In adult care, it's likely that the parents are excluded. That means you might not be there to hear information important to your child's health. Your child will have to learn to remember important information. Your child needs to learn to make appointments, keep records and manage other details.
"You have to prepare them for this transition," said Kaufman. Keep in mind, too, that in most cases, patients 18 and older are considered adults.
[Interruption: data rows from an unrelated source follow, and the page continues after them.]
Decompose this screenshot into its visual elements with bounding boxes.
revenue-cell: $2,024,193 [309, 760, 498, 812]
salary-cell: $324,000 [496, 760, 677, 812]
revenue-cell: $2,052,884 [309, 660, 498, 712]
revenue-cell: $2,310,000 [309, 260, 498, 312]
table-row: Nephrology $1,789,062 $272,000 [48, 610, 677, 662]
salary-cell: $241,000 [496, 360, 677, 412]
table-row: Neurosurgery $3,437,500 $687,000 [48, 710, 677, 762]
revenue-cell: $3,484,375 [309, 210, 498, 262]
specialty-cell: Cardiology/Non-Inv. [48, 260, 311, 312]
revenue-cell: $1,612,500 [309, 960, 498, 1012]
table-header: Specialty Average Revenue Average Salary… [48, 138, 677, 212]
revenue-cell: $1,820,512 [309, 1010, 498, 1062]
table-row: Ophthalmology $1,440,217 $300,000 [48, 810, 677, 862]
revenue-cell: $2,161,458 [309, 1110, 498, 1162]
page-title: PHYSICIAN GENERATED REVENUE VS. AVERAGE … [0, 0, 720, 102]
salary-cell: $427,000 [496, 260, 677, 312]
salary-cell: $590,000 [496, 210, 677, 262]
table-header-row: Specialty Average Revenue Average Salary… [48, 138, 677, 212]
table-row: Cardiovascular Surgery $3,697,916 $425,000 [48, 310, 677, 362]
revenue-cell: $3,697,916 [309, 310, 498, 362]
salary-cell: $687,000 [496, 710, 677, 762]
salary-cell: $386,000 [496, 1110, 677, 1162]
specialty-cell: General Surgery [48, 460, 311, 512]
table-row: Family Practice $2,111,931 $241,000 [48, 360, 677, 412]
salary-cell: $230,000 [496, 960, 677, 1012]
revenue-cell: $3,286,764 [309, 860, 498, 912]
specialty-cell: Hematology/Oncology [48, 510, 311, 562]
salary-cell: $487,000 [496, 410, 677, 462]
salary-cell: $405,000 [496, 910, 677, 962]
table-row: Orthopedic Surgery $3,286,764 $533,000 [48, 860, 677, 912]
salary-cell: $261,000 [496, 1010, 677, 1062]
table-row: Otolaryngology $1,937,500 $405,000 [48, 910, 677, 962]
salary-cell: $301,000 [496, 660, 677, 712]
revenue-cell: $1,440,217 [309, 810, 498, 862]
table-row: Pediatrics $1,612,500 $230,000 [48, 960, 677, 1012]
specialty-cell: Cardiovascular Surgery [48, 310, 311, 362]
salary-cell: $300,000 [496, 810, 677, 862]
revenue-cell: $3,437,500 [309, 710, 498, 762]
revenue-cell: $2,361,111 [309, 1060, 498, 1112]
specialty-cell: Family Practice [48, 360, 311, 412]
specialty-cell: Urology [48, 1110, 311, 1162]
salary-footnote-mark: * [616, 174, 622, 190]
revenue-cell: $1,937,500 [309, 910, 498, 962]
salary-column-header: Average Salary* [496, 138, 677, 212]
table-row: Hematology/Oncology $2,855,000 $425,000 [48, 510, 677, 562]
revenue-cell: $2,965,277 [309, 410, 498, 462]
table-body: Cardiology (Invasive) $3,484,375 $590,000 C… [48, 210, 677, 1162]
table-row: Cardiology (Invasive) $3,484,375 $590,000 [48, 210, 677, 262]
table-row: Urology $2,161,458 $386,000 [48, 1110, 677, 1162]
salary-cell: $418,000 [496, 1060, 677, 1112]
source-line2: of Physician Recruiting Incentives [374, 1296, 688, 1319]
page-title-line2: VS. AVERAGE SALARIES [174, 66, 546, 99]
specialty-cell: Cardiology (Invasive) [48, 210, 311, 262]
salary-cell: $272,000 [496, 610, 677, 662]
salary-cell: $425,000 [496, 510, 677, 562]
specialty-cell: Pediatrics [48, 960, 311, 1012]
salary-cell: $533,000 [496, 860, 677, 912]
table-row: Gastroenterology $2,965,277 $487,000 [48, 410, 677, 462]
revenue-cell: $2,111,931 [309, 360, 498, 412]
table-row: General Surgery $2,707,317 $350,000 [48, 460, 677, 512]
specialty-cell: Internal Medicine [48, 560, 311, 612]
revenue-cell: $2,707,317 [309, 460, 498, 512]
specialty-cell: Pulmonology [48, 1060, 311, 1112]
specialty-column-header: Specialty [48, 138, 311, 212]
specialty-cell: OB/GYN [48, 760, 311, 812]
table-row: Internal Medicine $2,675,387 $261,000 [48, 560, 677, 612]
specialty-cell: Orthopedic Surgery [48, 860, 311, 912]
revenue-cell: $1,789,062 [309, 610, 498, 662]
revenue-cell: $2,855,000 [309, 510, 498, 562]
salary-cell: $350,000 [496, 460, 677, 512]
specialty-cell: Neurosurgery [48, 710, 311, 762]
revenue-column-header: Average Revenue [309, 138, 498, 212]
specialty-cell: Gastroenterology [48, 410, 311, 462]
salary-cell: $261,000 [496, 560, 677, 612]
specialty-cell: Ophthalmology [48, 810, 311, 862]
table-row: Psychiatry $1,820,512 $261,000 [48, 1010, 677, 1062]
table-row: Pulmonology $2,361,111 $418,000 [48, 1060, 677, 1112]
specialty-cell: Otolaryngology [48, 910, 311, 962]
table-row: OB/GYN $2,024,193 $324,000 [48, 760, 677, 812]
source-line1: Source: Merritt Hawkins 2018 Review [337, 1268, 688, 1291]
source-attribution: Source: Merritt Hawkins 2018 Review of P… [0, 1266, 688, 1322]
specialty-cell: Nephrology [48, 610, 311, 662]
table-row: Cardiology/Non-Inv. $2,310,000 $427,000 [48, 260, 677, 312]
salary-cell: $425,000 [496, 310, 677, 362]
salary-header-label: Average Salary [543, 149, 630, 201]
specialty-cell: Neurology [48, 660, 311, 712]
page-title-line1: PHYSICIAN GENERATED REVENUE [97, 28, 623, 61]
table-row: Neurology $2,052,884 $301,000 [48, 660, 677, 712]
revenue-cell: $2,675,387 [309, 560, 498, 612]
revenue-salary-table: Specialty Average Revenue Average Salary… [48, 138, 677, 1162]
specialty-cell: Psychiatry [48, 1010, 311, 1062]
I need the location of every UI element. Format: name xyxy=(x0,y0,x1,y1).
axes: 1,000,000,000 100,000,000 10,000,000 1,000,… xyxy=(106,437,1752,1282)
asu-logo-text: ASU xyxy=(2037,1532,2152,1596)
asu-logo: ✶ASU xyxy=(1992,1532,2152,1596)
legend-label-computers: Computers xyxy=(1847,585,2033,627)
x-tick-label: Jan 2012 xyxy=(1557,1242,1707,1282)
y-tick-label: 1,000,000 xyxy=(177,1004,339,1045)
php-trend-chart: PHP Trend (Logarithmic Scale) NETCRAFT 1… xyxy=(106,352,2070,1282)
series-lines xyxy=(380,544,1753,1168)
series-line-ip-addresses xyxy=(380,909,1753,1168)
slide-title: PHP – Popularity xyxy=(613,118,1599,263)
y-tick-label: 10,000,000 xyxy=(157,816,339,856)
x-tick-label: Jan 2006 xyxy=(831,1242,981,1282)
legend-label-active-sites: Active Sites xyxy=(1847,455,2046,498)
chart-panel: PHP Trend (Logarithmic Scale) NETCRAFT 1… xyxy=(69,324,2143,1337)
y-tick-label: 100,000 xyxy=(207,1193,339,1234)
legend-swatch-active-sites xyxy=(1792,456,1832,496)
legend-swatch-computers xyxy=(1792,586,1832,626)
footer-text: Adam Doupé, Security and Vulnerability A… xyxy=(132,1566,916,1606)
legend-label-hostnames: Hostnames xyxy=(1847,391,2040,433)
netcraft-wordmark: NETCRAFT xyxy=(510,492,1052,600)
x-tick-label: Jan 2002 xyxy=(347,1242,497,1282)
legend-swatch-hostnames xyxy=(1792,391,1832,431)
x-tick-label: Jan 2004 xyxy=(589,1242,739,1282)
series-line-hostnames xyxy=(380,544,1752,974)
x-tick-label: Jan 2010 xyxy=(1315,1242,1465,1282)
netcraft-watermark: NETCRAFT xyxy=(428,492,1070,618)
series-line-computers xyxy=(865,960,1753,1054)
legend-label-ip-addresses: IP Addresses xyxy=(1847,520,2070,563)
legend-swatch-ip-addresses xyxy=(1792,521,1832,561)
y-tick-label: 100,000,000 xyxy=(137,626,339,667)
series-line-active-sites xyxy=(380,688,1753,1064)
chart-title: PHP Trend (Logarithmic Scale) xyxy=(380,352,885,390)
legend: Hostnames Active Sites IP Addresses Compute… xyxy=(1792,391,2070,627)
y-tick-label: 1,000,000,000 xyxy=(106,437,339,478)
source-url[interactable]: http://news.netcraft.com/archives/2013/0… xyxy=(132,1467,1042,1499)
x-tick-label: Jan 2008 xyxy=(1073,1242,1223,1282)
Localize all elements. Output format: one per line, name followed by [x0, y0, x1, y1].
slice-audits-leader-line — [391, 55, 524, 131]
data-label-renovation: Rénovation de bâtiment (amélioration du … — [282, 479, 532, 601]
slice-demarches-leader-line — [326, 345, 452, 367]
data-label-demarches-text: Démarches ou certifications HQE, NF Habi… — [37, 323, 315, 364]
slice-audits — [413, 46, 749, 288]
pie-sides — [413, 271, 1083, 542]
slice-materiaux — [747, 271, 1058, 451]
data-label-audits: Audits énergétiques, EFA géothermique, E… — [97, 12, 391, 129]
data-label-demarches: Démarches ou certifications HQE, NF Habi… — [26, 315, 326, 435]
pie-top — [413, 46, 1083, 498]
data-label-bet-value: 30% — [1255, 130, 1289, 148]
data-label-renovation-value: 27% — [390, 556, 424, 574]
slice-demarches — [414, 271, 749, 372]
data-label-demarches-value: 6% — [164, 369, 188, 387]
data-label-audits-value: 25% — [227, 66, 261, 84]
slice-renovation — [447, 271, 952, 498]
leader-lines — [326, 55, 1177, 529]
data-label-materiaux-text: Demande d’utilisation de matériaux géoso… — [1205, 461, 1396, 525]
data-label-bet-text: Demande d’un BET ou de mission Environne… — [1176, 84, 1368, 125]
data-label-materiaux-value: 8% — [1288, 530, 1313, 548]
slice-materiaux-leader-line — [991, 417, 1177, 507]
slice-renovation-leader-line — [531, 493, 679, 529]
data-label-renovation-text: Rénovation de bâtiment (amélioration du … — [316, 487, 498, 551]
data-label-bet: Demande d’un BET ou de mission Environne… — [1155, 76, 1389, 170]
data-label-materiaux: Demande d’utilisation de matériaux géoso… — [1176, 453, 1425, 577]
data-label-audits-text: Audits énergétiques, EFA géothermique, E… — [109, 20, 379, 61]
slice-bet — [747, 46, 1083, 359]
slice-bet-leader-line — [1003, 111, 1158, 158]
In order for a doctor to share information with a parent, the child has to give written consent.
Kaufman says to talk about the transition and its timing with your pediatrician in advance.
"Children need a couple of years' practice before they can fully participate in their care," Kaufman said. "They can start by being more vocal during their appointments. Have the child come in with a list of questions and concerns."
Finding a new primary care doctor
The next step is finding a new doctor. Kaufman advises choosing a primary care doctor in advance. It's important not to wait until there's a problem. Find someone you can transfer your child's records to. Make an appointment with the new doctor. Don't wait until your child leaves the care of the pediatrician.
- Having a primary care physician your child can trust and be comfortable with is vital. Here are a few things to consider:
- A primary care doctor is usually an internist or family medicine physician.
- If you have a family doctor you like, that's someone your child may want to consider. But some kids want a doctor of their own.
- Your child should be able to get an appointment quickly when needed.
- He or she should feel comfortable with the doctor.
Check to see if the doctor is covered by your child's insurance. This may be your plan. Today, some young adults may stay on parents' plans until age 26.
Help your child find a new primary adult healthcare provider if possible. Or, plan the process he or she will have to go through after moving to a new school or area.
Planning ahead and making this process a smooth transition is very important. It can help your child build a good relationship with a primary care physician. And that can have a positive effect on your child's health for many years to come.